Resilience of Networked Systems under Connectivity-Based and Load-Based Failures

A general modeling and simulation framework is developed in this work to quantitatively evaluate the resilience of networked systems under two types of failures: connectivity- and load-based. Two newly designed dynamic healing mechanisms are demonstrated. The model considers concurrent cascading failure and healing processes on networks. The discrete-time simulations generate system trajectories, i.e., number of failed nodes at each time step. The 95% recovery time is used as the resilience metric to evaluate and compare the healing performance. Based on two real-world networks, the dependence of system trajectories and resilience metric on various model parameters is explored.

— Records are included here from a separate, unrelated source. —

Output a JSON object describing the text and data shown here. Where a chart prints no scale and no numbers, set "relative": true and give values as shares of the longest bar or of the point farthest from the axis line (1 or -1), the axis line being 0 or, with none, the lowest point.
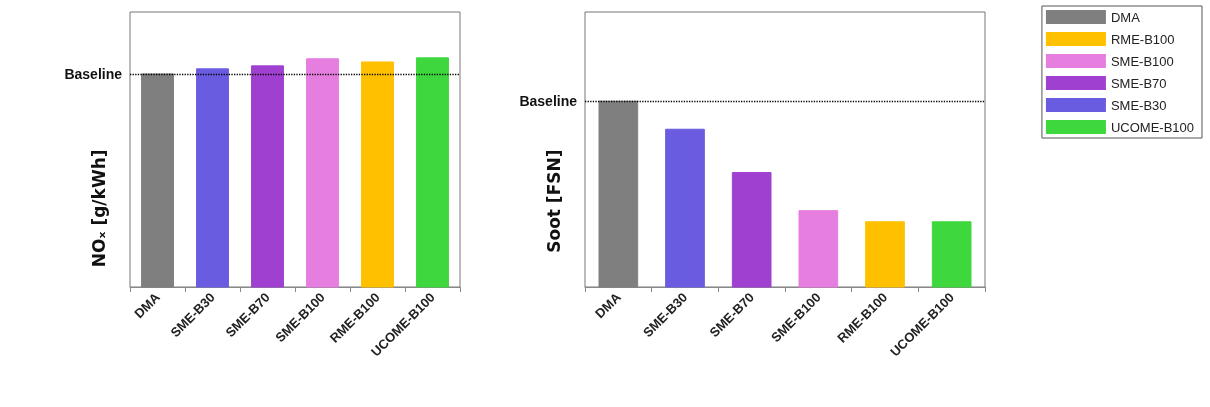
{
  "chart_data": [
    {
      "type": "bar",
      "relative": true,
      "stacked": true,
      "ylabel": "NOₓ [g/kWh]",
      "categories": [
        "DMA",
        "SME-B30",
        "SME-B70",
        "SME-B100",
        "RME-B100",
        "UCOME-B100"
      ],
      "series": [
        {
          "color": "#7f7f7f",
          "values": [
            0.93,
            null,
            null,
            null,
            null,
            null
          ]
        },
        {
          "color": "#ffc000",
          "values": [
            null,
            null,
            null,
            null,
            0.982,
            null
          ]
        },
        {
          "color": "#e67ee0",
          "values": [
            null,
            null,
            null,
            0.996,
            null,
            null
          ]
        },
        {
          "color": "#a040d0",
          "values": [
            null,
            null,
            0.965,
            null,
            null,
            null
          ]
        },
        {
          "color": "#6a5ce0",
          "values": [
            null,
            0.952,
            null,
            null,
            null,
            null
          ]
        },
        {
          "color": "#3ed83e",
          "values": [
            null,
            null,
            null,
            null,
            null,
            1
          ]
        }
      ],
      "ref_lines": [
        {
          "axis": "y",
          "value": 0.93,
          "label": "Baseline",
          "line_style": "dotted"
        }
      ],
      "legend": false
    },
    {
      "type": "bar",
      "relative": true,
      "stacked": true,
      "ylabel": "Soot [FSN]",
      "categories": [
        "DMA",
        "SME-B30",
        "SME-B70",
        "SME-B100",
        "RME-B100",
        "UCOME-B100"
      ],
      "series": [
        {
          "name": "DMA",
          "color": "#7f7f7f",
          "values": [
            1,
            null,
            null,
            null,
            null,
            null
          ]
        },
        {
          "name": "RME-B100",
          "color": "#ffc000",
          "values": [
            null,
            null,
            null,
            null,
            0.351,
            null
          ]
        },
        {
          "name": "SME-B100",
          "color": "#e67ee0",
          "values": [
            null,
            null,
            null,
            0.411,
            null,
            null
          ]
        },
        {
          "name": "SME-B70",
          "color": "#a040d0",
          "values": [
            null,
            null,
            0.616,
            null,
            null,
            null
          ]
        },
        {
          "name": "SME-B30",
          "color": "#6a5ce0",
          "values": [
            null,
            0.849,
            null,
            null,
            null,
            null
          ]
        },
        {
          "name": "UCOME-B100",
          "color": "#3ed83e",
          "values": [
            null,
            null,
            null,
            null,
            null,
            0.351
          ]
        }
      ],
      "ref_lines": [
        {
          "axis": "y",
          "value": 1,
          "label": "Baseline",
          "line_style": "dotted"
        }
      ],
      "legend": "right"
    }
  ]
}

If the triggering level (fraction of inactive nodes when healing starts) is too high, the system would either undergo a very slow recovery or never recover to a satisfactory level at all. However, this work provides a counter example to the intuition that the smaller the triggering level, the shorter the recovery time. While low budgets (number of nodes allowed to recover at each time step) lead to prolonged or unsuccessful recovery, it appears that the resilience metric converges to a limit when budget is raised to high enough. This may have practical implications, as node recovery requires resources and a budget too high or too low would be wasteful. This works lays the foundation for subsequent studies on more complex mechanisms and processes on the networks, optimization of model parameters for maximum resilience, as well as applications to more real-world scenarios.